Knee Jerk Devotional: Luke 22:14-23
When it was time, he sat down, all the apostles with him, and said, “You’ve no idea how much I have looked forward to eating this Passover meal with you before I enter my time of suffering. It’s the last one I’ll eat until we all eat it together in the kingdom of God.”
Taking the cup, he blessed it, then said, “Take this and pass it among you. As for me, I’ll not drink wine again until the kingdom of God arrives.”
Taking bread, he blessed it, broke it, and gave it to them, saying, “This is my body, given for you. Eat it in my memory.”
He did the same with the cup after supper, saying, “This cup is the new covenant written in my blood, blood poured out for you.
“Do you realize that the hand of the one who is betraying me is at this moment on this table? It’s true that the Son of Man is going down a path already marked out—no surprises there. But for the one who turns him in, turns traitor to the Son of Man, this is doomsday.”
They immediately became suspicious of each other and began quizzing one another, wondering who might be about to do this.
Welcome to the ugly beauty of living in community.
I have read this passage hundreds, if not thousands of times over my life. It has never clicked with me the immediacy of the beauty being interrupted with the ugly. It’s not that I’ve not known it was there, it’s just that it never hit me that there was this immediacy to it.
Jesus just instituted what would become known as the eucharist or communion. The meal that Christians would eat regularly to symbolize our union with Christ and with one another. It is beautiful. Every time I celebrate communion with my community of faith I am moved by its simple beauty and the depth and weight of it.
But this morning I see it so clearly, there it is right alongside this beautiful moment, suspicion and arguing.
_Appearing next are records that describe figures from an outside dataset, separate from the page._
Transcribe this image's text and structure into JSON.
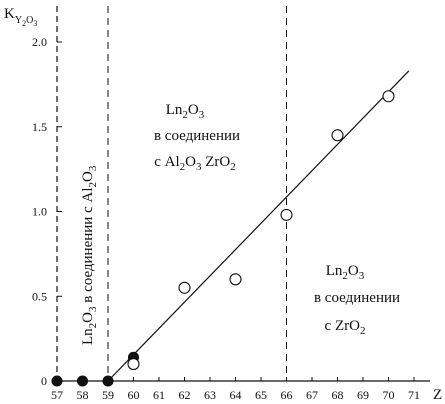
{
  "chart_data": {
    "type": "scatter",
    "ylabel": "K",
    "ylabel_sub": "Y2O3",
    "xlabel": "Z",
    "xlim": [
      57,
      71
    ],
    "ylim": [
      0,
      2.0
    ],
    "x_ticks": [
      "57",
      "58",
      "59",
      "60",
      "61",
      "62",
      "63",
      "64",
      "65",
      "66",
      "67",
      "68",
      "69",
      "70",
      "71"
    ],
    "y_ticks": [
      "0",
      "0.5",
      "1.0",
      "1.5",
      "2.0"
    ],
    "grid": false,
    "vertical_reference_lines": [
      59,
      66
    ],
    "series": [
      {
        "marker": "filled-circle",
        "points": [
          {
            "x": 57,
            "y": 0
          },
          {
            "x": 58,
            "y": 0
          },
          {
            "x": 59,
            "y": 0
          },
          {
            "x": 60,
            "y": 0.14
          }
        ]
      },
      {
        "marker": "open-circle",
        "points": [
          {
            "x": 60,
            "y": 0.1
          },
          {
            "x": 62,
            "y": 0.55
          },
          {
            "x": 64,
            "y": 0.6
          },
          {
            "x": 66,
            "y": 0.98
          },
          {
            "x": 68,
            "y": 1.45
          },
          {
            "x": 70,
            "y": 1.68
          }
        ]
      }
    ],
    "fit_line": {
      "x_start": 59,
      "y_start": 0,
      "x_end": 70.8,
      "y_end": 1.83
    },
    "annotations": [
      {
        "lines": [
          "Ln2O3",
          "в соединении",
          "с Al2O3  ZrO2"
        ]
      },
      {
        "lines": [
          "Ln2O3 в соединении с Al2O3"
        ],
        "rotation": "vertical"
      },
      {
        "lines": [
          "Ln2O3",
          "в соединении",
          "с ZrO2"
        ]
      }
    ]
  }
}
Community, even the ones that we hold most dear and ideal are imperfect. There is a sickness that runs through them and each of us. We all need healing, individually and corporately.
The beauty for me of the meal, of the eucharist, of communion is that it provides for us this weekly opportunity to declare that we will not let the spiritual sickness that resides in us win. It provides opportunity to deal with the issues. When we take time to reflect and wrestle with out readiness to receive the meal there is a chance to extend forgiveness and seek it.
What is most amazing about this story to me is not the moment in and of itself. It’s the fact that after this we have the continuing story that we call The Acts of the Apostles. This moment didn’t destroy them, they worked through it. They came out the other side to launch a global movement. As we read through Acts we find that the ugly of being in community together is never far away. The early church struggled with one another. They argued and had disagreements. There were tensions but they dealt with them and worked through them together.
What happens today is that we walk away from one church building to one down the street and never deal with the issues. There is little by way of entering in and redeeming the ugly. We just walk away.
Could you imagine if at that point in the story the disciples just walked away?
Could you imagine if they decided that they just couldn’t deal with “that person” and they were out?
I am so grateful they fought for redemption and relationship and the beauty of community.